Keeping in mind the existing challenges , global trend around Mobile money and futuristic view following are my policy recommendations :
a. Remove entry barrier to non-banks for a competitive , future proof and innovative eco-system: MFS guideline 2011 keeps MFS mostly bank-led, for this business to be more controllable and predictable from the point of  AML and  customer service point of view.  MNOs specially can contribute with its Technical and compliance expertise and appetite to invest and innovate can ensure  contribute more for Lawful Interception Activities  by leveraging   the existing skill set of MNOs rather than starting from basic. At present, MFS is in its elementary level of transaction. In future the complexities is expected to increase manifold (in terms of interoperability, product portfolio, security , fraud management, up gradation of IT platform etc) and in that case Telecoms’ experience of working in enormous scale,  capital intensive, fast paced, complicated and technology driven industry will count  even more.Market driven partnership model should be encouraged between banks and non-banks where the liquidity management and custody of customer funds must remain with Banks.

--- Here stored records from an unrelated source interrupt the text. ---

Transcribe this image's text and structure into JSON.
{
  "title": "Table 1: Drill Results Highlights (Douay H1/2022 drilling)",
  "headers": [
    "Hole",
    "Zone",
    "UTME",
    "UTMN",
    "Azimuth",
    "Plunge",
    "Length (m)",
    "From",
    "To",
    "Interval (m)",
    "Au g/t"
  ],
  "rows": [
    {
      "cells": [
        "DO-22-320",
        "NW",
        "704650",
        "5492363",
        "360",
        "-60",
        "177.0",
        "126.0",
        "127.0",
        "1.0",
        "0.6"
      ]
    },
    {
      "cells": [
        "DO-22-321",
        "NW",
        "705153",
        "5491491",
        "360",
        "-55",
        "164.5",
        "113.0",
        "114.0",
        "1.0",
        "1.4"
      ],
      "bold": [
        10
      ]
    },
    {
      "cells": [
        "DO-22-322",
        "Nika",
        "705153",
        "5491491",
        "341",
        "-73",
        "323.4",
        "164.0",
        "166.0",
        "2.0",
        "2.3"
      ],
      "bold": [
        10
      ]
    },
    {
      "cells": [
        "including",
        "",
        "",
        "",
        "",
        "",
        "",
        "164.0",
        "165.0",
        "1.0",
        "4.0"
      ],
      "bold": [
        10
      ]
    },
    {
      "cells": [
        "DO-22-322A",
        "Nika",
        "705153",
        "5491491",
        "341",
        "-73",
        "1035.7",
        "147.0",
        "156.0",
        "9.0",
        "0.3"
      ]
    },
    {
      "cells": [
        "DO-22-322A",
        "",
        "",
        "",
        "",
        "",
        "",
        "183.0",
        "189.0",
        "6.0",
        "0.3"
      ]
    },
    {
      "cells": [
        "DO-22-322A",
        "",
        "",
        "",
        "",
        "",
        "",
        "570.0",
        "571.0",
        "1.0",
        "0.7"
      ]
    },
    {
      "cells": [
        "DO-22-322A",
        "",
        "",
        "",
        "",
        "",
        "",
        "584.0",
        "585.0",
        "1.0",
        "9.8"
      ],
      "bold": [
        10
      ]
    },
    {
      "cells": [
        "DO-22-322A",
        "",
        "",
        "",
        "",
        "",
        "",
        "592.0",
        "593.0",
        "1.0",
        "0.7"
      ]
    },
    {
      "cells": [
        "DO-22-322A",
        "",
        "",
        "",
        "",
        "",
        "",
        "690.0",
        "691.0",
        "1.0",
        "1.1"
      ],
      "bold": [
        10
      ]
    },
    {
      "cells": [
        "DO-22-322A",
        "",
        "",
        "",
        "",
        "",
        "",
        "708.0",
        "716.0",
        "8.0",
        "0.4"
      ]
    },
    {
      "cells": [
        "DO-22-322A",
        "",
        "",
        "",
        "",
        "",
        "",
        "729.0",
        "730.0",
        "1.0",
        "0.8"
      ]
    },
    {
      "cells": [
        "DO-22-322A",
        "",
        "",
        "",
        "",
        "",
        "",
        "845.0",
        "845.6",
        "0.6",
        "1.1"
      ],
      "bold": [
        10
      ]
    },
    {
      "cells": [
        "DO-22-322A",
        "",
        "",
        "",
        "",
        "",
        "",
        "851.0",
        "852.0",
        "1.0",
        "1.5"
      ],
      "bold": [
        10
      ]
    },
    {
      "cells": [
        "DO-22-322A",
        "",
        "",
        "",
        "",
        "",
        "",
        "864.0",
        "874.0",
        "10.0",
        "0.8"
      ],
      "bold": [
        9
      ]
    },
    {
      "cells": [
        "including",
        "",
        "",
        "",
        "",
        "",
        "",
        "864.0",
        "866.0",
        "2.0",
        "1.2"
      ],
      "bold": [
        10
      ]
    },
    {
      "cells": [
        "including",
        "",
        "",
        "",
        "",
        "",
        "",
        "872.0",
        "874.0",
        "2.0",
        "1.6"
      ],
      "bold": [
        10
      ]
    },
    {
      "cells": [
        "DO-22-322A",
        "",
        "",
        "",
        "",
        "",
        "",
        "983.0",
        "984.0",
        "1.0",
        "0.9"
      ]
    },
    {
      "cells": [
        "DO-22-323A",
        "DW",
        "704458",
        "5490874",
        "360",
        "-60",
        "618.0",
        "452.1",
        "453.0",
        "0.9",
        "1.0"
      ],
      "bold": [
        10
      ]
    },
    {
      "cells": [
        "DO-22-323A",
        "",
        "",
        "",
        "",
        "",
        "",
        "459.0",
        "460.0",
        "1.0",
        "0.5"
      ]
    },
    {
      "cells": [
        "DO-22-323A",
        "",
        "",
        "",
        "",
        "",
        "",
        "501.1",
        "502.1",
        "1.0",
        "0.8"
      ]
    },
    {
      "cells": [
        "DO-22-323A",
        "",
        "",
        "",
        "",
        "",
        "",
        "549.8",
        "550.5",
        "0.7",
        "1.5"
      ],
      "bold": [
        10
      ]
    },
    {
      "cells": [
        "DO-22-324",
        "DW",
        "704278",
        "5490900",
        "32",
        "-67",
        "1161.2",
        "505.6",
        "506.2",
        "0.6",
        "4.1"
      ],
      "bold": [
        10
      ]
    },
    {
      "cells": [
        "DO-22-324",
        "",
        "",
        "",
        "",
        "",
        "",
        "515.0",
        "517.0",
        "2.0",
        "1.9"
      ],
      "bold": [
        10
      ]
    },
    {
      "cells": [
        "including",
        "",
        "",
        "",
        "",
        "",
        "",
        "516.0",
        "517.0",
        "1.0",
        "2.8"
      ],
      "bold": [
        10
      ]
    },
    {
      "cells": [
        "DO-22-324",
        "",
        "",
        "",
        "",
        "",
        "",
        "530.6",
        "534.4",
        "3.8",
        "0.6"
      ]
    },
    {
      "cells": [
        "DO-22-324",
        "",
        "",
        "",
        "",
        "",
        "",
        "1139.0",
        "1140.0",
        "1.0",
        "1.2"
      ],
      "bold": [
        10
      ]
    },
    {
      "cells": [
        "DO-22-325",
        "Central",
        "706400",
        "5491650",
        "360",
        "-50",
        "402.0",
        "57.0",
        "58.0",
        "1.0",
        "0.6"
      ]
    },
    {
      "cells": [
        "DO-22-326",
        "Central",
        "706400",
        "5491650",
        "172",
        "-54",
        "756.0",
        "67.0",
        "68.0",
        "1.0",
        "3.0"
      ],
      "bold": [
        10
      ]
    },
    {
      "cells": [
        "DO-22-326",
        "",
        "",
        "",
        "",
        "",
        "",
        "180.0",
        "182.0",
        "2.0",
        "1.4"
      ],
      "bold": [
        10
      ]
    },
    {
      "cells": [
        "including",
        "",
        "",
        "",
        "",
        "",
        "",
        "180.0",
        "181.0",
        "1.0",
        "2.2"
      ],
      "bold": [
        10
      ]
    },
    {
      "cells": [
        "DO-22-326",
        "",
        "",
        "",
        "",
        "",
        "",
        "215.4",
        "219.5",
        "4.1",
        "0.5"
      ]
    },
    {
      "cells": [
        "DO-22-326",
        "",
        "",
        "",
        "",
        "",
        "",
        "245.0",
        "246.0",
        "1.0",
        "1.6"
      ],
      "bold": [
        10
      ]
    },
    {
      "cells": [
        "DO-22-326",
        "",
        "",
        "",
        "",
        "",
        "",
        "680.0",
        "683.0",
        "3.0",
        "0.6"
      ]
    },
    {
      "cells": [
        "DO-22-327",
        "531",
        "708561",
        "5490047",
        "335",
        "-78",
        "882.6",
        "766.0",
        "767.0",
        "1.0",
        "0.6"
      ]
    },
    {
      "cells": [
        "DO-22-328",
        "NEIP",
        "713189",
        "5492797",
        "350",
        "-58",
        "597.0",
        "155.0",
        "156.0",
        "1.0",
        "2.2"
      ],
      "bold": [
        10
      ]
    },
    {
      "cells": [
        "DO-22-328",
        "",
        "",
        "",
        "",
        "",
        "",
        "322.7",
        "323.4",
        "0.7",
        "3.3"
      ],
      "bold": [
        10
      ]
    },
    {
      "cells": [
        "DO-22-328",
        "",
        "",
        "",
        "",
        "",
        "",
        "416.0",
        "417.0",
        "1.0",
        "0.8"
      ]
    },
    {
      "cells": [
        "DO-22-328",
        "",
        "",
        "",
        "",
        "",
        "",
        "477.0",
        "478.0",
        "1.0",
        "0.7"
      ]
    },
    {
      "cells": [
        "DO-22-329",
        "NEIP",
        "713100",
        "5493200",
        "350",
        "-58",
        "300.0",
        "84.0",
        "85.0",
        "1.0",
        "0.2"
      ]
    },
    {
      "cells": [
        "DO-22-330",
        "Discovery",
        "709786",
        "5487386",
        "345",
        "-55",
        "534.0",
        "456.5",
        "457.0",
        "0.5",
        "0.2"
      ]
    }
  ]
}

b. USSD: USSD access regulation by MOPT :at present, operators are not incentivized to give the access and USSD access consumes similar resources like voice service and  sustainability rests on a justified return for the consumption of the used resource.  Currently, access to USSD is provided on revenue sharing basis.  This arrangement is not going to  be sustainable in long run as the transactions which exhaustively use the USSD channel is extensively misused  and are mostly free of cost . MNOs are not getting the rational return for the use of their resources. Universal access is even more important to MNOs and  overall Quality of service (QoS) is getting affected  because of free usage of telecom resources/ spectrum which also reduces the value of spectrum if this is forced through.  Connectivity should be separated from service and USSD should be regulated like other telecom resources or services.
4. Address the legacy issue:MNOs are providing number of payment services (e.g. Utility bill payments, Railway ticketing etc.) since 2006 and much before the MFS guideline came in being.  these services has proved their capability as well as trust of millions of customers proves that these services are in demand. I would request the policymakers to open the payment space formally to them as the legacy is being continue for last 10 years with the adhoc service approvals.   As per ‘ Bangladesh Payment and Settlement System (BPSS)  Regulation 2014’  and the proposed ‘National Payment System (NPS) Act’ there is no requirement for bank ownership for PSP (Payment Service Provider) that seek a license. Both BPSSR and the draft NPS act provide full oversight and regulatory power of the BB over such entities. Hence, a consistent link should be formed with BPSSR 2014 and establish MFS companies as a specialized type of PSP or e-money issuer licenses while ensuring important regulatory issues through  direct and risk based regulations. Clearly define the MFS Platform as an e-money issuer/PSP to reduce the need for bank ownership for regulatory purposes as payment is not a banking service. Any entity with the right capabilities able to hold 100% ownership of e-money issuer platforms, including banks.